Suppose by multiplying a function $v(x)$, the equation has transformed into
$$ \begin{align}v(x) \frac{dy}{dx} + v(x) P(x) y &= v(x) Q(x)\ \frac{d}{dx}\left(v(x)\cdot y\right) &= v(x) Q(x) \ v(x) \cdot y &= \int v(x) Q(x) dx \ y &= \frac{1}{v(x)}\int v(x) Q(x)dx.\end{align} $$
Solution of equation (3) was expressed in terms of the function $v(x)$ and $Q(x).$ We call $v(x)$ an integrating factor.
How such v(x) is found?
If step (4) can be transformed into step (5) successfully, then
$$ \begin{align}v(x) \frac{dy}{dx} + v'(x) y = v(x)\frac{dy}{dx} + v(x) P(x) y\end{align} $$
Therefore
$$ v'(x) = v(x) P(x). $$
It is another first-order linear DE which can be solved by assuming $v(x)$ being positive function.
$$ \begin{align}\frac{dv}{dx} &= v P \ \frac{dv}{v} &= P dx\ \int \frac{dv}{v} &= \int P dx\ v &= e^{\int P dx} \end{align} $$
Summary
Example 2. Solving a First-Order Linear Differential Equation
Solve the equation
$$ x \frac{dy}{dx} = x^2 + 3y,\quad x>0. $$
Solution. ($y=-x^2 + C x^3,\quad x>0.$)
Example 3. Solving a First-Order Linear Initial Value Problem
Solve the equation
$$ x y' = x^2 + 3y,\quad x>0, $$
given the initial condition $y(1) = 2.$
Solution. ($y = -x^2+3x^3$)
Example 4. Find the particular solution of
$$ 3x y' - y = \ln x + 1,\quad x>0, $$
satisfying $y(1) = -2.$
Solution. ( $y=2x^{1/3} - \ln x -4.$ )
Note.
If the function $Q(x)$ is identically zero in the standard form
$$ \frac{dy}{dx} + P(x) y = 0, $$
the linear equation is separable:
$$ \frac{dy}{y} = - P(x) dx. $$
Then the DE can be solved by integration.
Applications.
RL Circuits
An electrical circuit whose resistance is $R$ ohms, and whose self-inductance, shown as a coil, is $L$ henries.
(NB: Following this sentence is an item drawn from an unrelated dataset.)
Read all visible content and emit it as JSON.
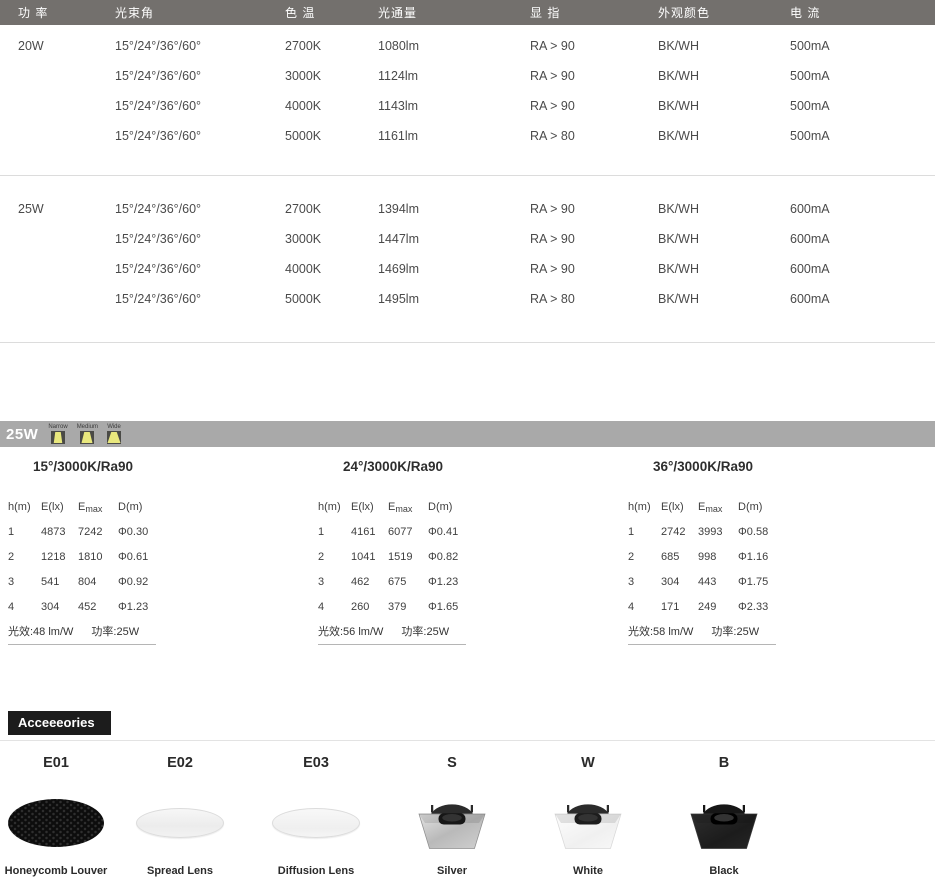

There is a switch whose terminals at $a$ and $b$ can be closed to connect a constant electrical source of $V$ volts.
Ohm’s law for such a circuit has to be modified. The modified form is
$$ L \frac{di}{dt} + Ri = V $$
where $i$ is the intensity of the current in amperes and $t$ is the time in seconds.
Example 5. Electric Current Flow
The switch in the RL circuit is closed at time $t=0$. How will the current flow as a function of time?